Forsyth Nicholas R, Evans A Patrice, Shay Jerry W, Wright Woodring E
Department of Cell Biology, University of Texas Southwestern Medical Center, Dallas, Texas 75390-9039, USA.
Aging Cell. 2003 Oct;2(5):235-43. doi: 10.1046/j.1474-9728.2003.00057.x.

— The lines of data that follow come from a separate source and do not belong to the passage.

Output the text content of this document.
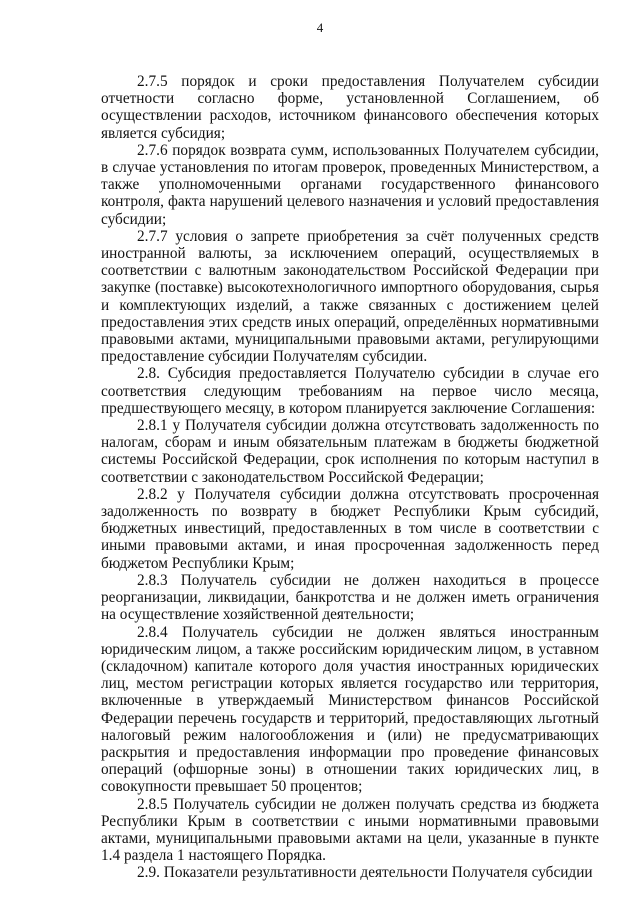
4

2.7.5 порядок и сроки предоставления Получателем субсидии отчетности согласно форме, установленной Соглашением, об осуществлении расходов, источником финансового обеспечения которых является субсидия;

2.7.6 порядок возврата сумм, использованных Получателем субсидии, в случае установления по итогам проверок, проведенных Министерством, а также уполномоченными органами государственного финансового контроля, факта нарушений целевого назначения и условий предоставления субсидии;

2.7.7 условия о запрете приобретения за счёт полученных средств иностранной валюты, за исключением операций, осуществляемых в соответствии с валютным законодательством Российской Федерации при закупке (поставке) высокотехнологичного импортного оборудования, сырья и комплектующих изделий, а также связанных с достижением целей предоставления этих средств иных операций, определённых нормативными правовыми актами, муниципальными правовыми актами, регулирующими предоставление субсидии Получателям субсидии.

2.8. Субсидия предоставляется Получателю субсидии в случае его соответствия следующим требованиям на первое число месяца, предшествующего месяцу, в котором планируется заключение Соглашения:

2.8.1 у Получателя субсидии должна отсутствовать задолженность по налогам, сборам и иным обязательным платежам в бюджеты бюджетной системы Российской Федерации, срок исполнения по которым наступил в соответствии с законодательством Российской Федерации;

2.8.2 у Получателя субсидии должна отсутствовать просроченная задолженность по возврату в бюджет Республики Крым субсидий, бюджетных инвестиций, предоставленных в том числе в соответствии с иными правовыми актами, и иная просроченная задолженность перед бюджетом Республики Крым;

2.8.3 Получатель субсидии не должен находиться в процессе реорганизации, ликвидации, банкротства и не должен иметь ограничения на осуществление хозяйственной деятельности;

2.8.4 Получатель субсидии не должен являться иностранным юридическим лицом, а также российским юридическим лицом, в уставном (складочном) капитале которого доля участия иностранных юридических лиц, местом регистрации которых является государство или территория, включенные в утверждаемый Министерством финансов Российской Федерации перечень государств и территорий, предоставляющих льготный налоговый режим налогообложения и (или) не предусматривающих раскрытия и предоставления информации про проведение финансовых операций (офшорные зоны) в отношении таких юридических лиц, в совокупности превышает 50 процентов;

2.8.5 Получатель субсидии не должен получать средства из бюджета Республики Крым в соответствии с иными нормативными правовыми актами, муниципальными правовыми актами на цели, указанные в пункте 1.4 раздела 1 настоящего Порядка.

2.9. Показатели результативности деятельности Получателя субсидии
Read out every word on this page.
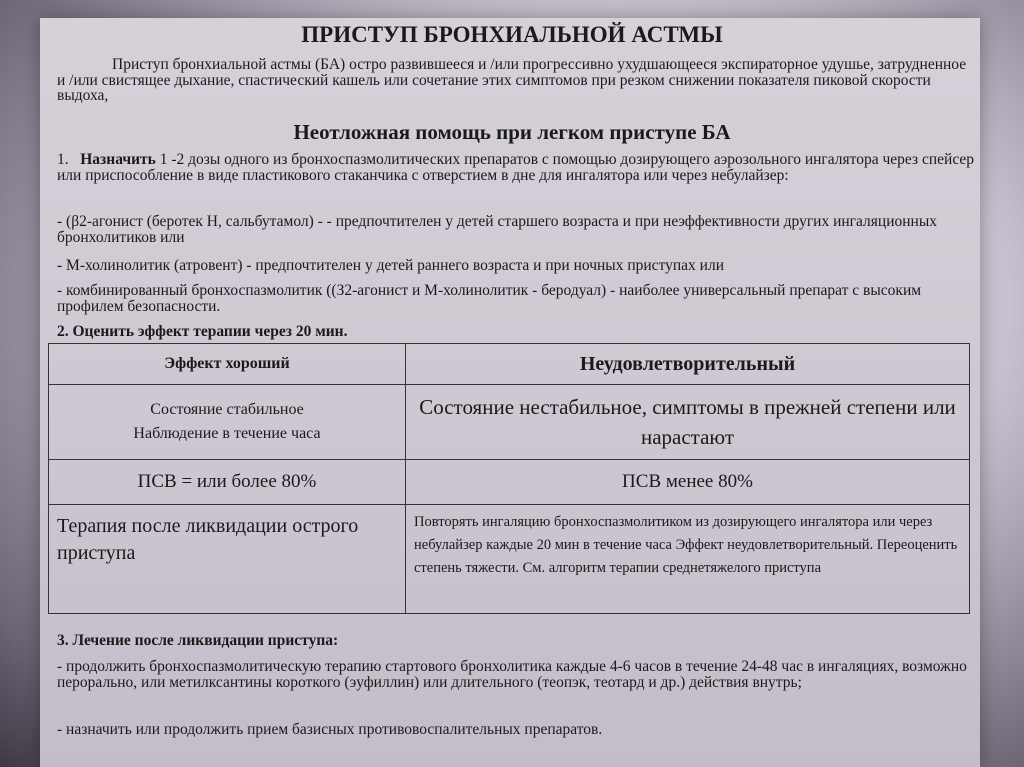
ПРИСТУП БРОНХИАЛЬНОЙ АСТМЫ
Приступ бронхиальной астмы (БА) остро развившееся и /или прогрессивно ухудшающееся экспираторное удушье, затрудненное и /или свистящее дыхание, спастический кашель или сочетание этих симптомов при резком снижении показателя пиковой скорости выдоха,
Неотложная помощь при легком приступе БА
1. Назначить 1 -2 дозы одного из бронхоспазмолитических препаратов с помощью дозирующего аэрозольного ингалятора через спейсер или приспособление в виде пластикового стаканчика с отверстием в дне для ингалятора или через небулайзер:
- (β2-агонист (беротек Н, сальбутамол) - - предпочтителен у детей старшего возраста и при неэффективности других ингаляционных бронхолитиков или
- М-холинолитик (атровент) - предпочтителен у детей раннего возраста и при ночных приступах или
- комбинированный бронхоспазмолитик ((З2-агонист и М-холинолитик - беродуал) - наиболее универсальный препарат с высоким профилем безопасности.
2. Оценить эффект терапии через 20 мин.
Эффект хороший	Неудовлетворительный

Состояние стабильное
Наблюдение в течение часа	Состояние нестабильное, симптомы в прежней степени или нарастают
ПСВ = или более 80%	ПСВ менее 80%
Терапия после ликвидации острого приступа	Повторять ингаляцию бронхоспазмолитиком из дозирующего ингалятора или через небулайзер каждые 20 мин в течение часа Эффект неудовлетворительный. Переоценить степень тяжести. См. алгоритм терапии среднетяжелого приступа
3. Лечение после ликвидации приступа:
- продолжить бронхоспазмолитическую терапию стартового бронхолитика каждые 4-6 часов в течение 24-48 час в ингаляциях, возможно перорально, или метилксантины короткого (эуфиллин) или длительного (теопэк, теотард и др.) действия внутрь;
- назначить или продолжить прием базисных противовоспалительных препаратов.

The role of ambient (21%) and physiological oxygen (2-5%) in the immortalization of fetal vs. adult human lung fibroblasts was examined. Growth in low oxygen and antioxidants extended the lifespan of both fetal and adult strains. As the ectopic expression of telomerase could immortalize adult lung fibroblasts cultured in ambient oxygen, the lifespan-shortening effects of 21% oxygen must have been largely limited to telomeres. By contrast, fetal lung fibroblasts could not be immortalized in ambient oxygen in spite of telomere elongation by telomerase, suggesting more widespread oxidative damage. The long-term culture requirements for the immortalization of WI-38 fetal lung fibroblasts included supplementation with N-(tert) butyl hydroxylamine, dexamethasone, zinc and vitamin B12, in addition to growth in physiological oxygen. The mechanisms regulating telomere shortening remain controversial. The present results suggest that both end-replication and oxidative damage events contribute to telomere shortening in lung fibroblasts in vitro. These observations emphasize the need for better analytical techniques to distinguish whether the correlation of short telomeres with disease and mortality in humans reflects the consequences of increased proliferation, telomere shortening as a result of oxidative damage or some combination of these processes.
研究了环境氧(21%)和生理氧(2 - 5%)在人胎儿与成人肺成纤维细胞永生化过程中的作用。在低氧环境及添加抗氧化剂的条件下培养,胎儿和成体菌株的寿命均得以延长。由于端粒酶的异位表达可使在环境氧条件下培养的成人肺成纤维细胞永生化,因此21%氧的寿命缩短效应必定在很大程度上限于端粒。相比之下,尽管端粒酶可使胎儿肺成纤维细胞的端粒延长,但在环境氧条件下却无法使其永生化,这表明存在更广泛 的氧化损伤。WI - 38胎儿肺成纤维细胞永生化的长期培养条件除了要在生理氧环境中生长外,还包括添加N -(叔)丁基羟胺、地塞米松、锌和维生素B12。调节端粒缩短的机制仍存在争议。目前的结果表明,末端复制和氧化损伤事件均有助于体外肺成纤维细胞中端粒的缩短。这些观察结果强调需要更好的分析技术,以区分人类端粒缩短与疾病和死亡率之间的相关性,是反映了增殖增加的后果、氧化损伤导致的端粒缩短,还是这些过程的某种组合。